Les États-Unis freinent sur le solaire : la croissance menacée par les choix politiques de Washington
Les États-Unis freinent sur le solaire : la croissance menacée par les choix politiques de Washington

La croissance fulgurante du secteur solaire américain pourrait bientôt ralentir, avertit un nouveau rapport publié lundi par la Solar Energy Industries Association (SEIA) et le cabinet de recherche Wood Mackenzie. En cause : un changement d’orientation des politiques fédérales en faveur des énergies fossiles, une hausse des tarifs douaniers et une potentielle suppression des crédits d’impôt pour les énergies propres.
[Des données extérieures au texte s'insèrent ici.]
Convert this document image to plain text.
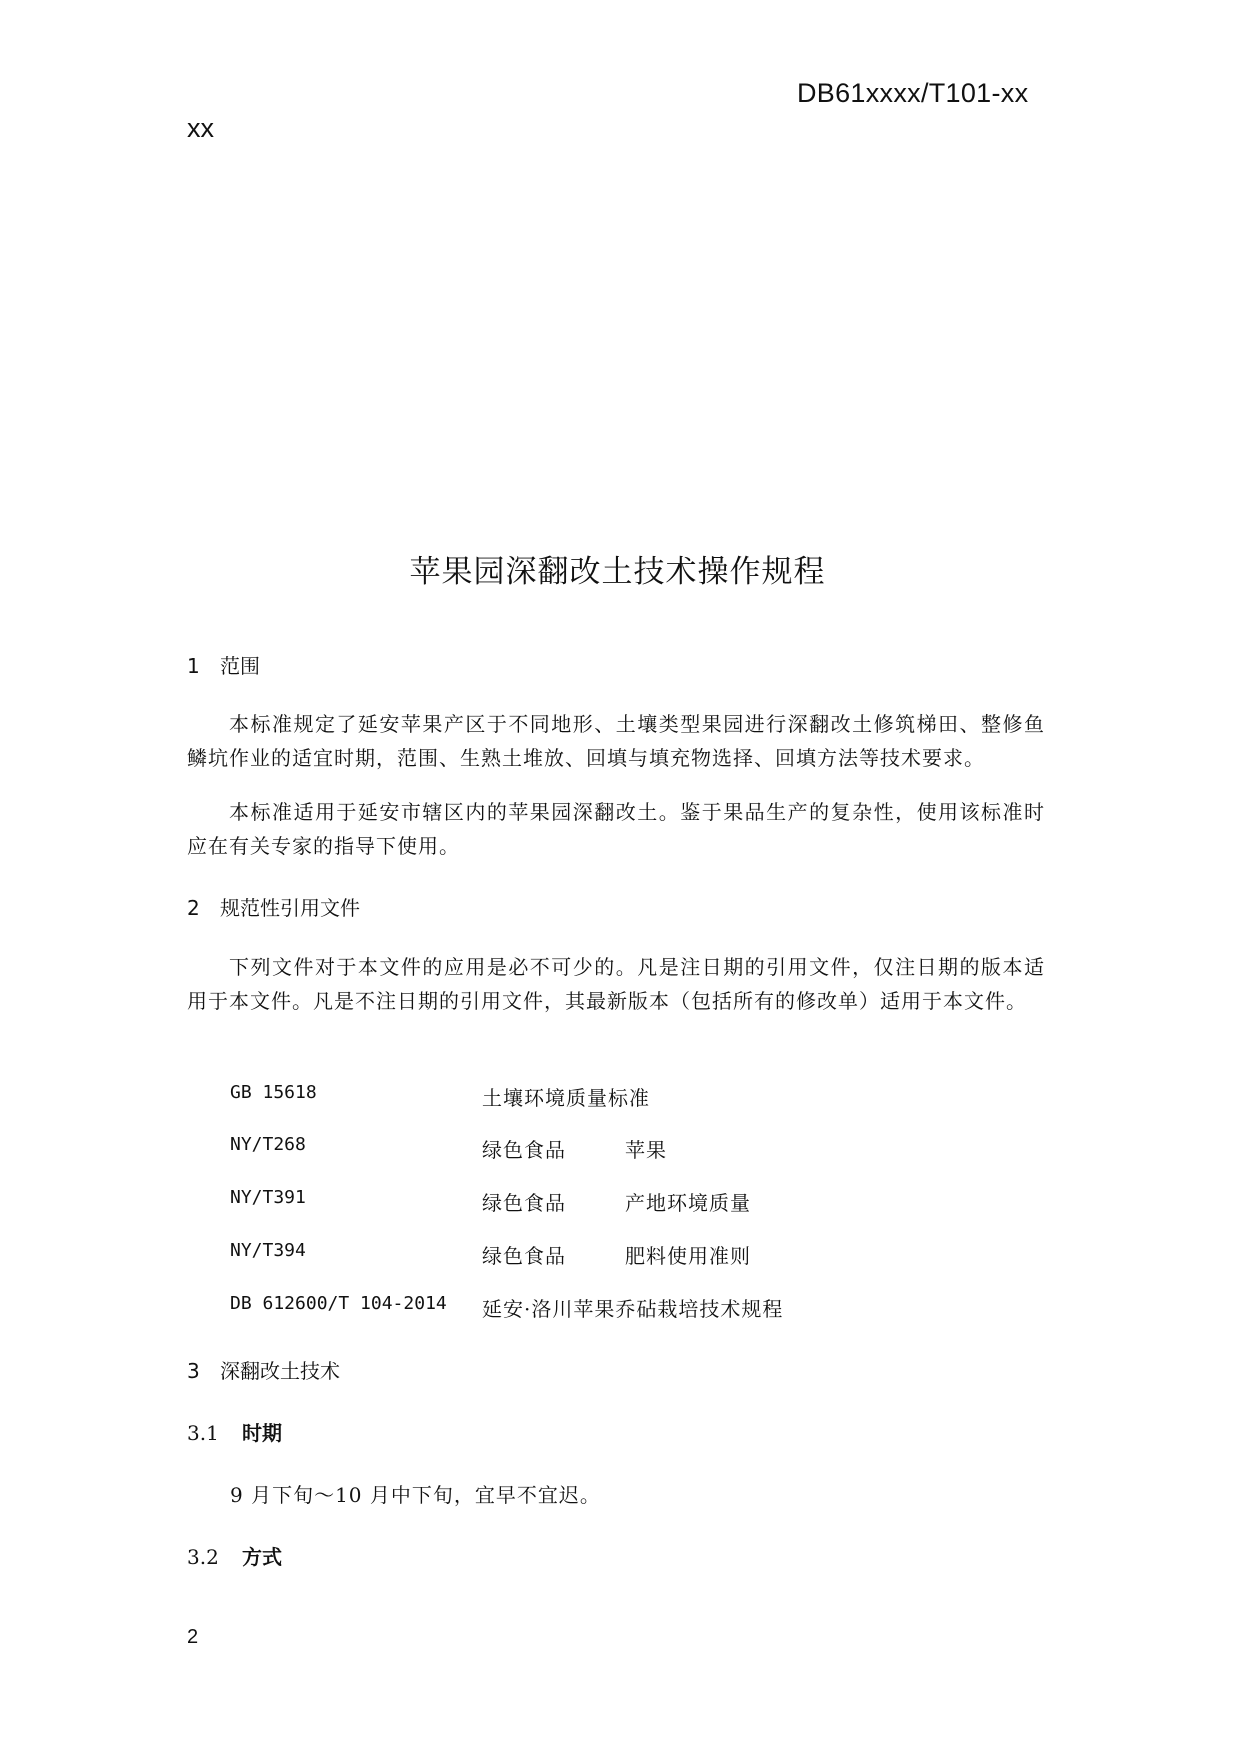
DB61xxxx/T101-xx
xx
苹果园深翻改土技术操作规程
1 范围
本标准规定了延安苹果产区于不同地形、土壤类型果园进行深翻改土修筑梯田、整修鱼鳞坑作业的适宜时期，范围、生熟土堆放、回填与填充物选择、回填方法等技术要求。
本标准适用于延安市辖区内的苹果园深翻改土。鉴于果品生产的复杂性，使用该标准时应在有关专家的指导下使用。
2 规范性引用文件
下列文件对于本文件的应用是必不可少的。凡是注日期的引用文件，仅注日期的版本适用于本文件。凡是不注日期的引用文件，其最新版本（包括所有的修改单）适用于本文件。
GB 15618	土壤环境质量标准
NY/T268	绿色食品	苹果
NY/T391	绿色食品	产地环境质量
NY/T394	绿色食品	肥料使用准则
DB 612600/T 104-2014 延安·洛川苹果乔砧栽培技术规程
3 深翻改土技术
3.1 时期
9 月下旬～10 月中下旬，宜早不宜迟。
3.2 方式
2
D’ici 2030, les nouvelles capacités installées aux États-Unis devraient être inférieures de plus de 10 % à celles de 2025, selon les prévisions du rapport. Cette tendance inquiétante survient alors que l’administration Trump multiplie les initiatives en faveur des combustibles fossiles, reléguant l’énergie solaire au second plan dans le cadre de son programme de « domination énergétique ». Le président républicain a notamment promis d’abroger les crédits d’impôt introduits par la loi sur la réduction de l’inflation (IRA) de 2022, pourtant essentielle à la croissance récente du secteur.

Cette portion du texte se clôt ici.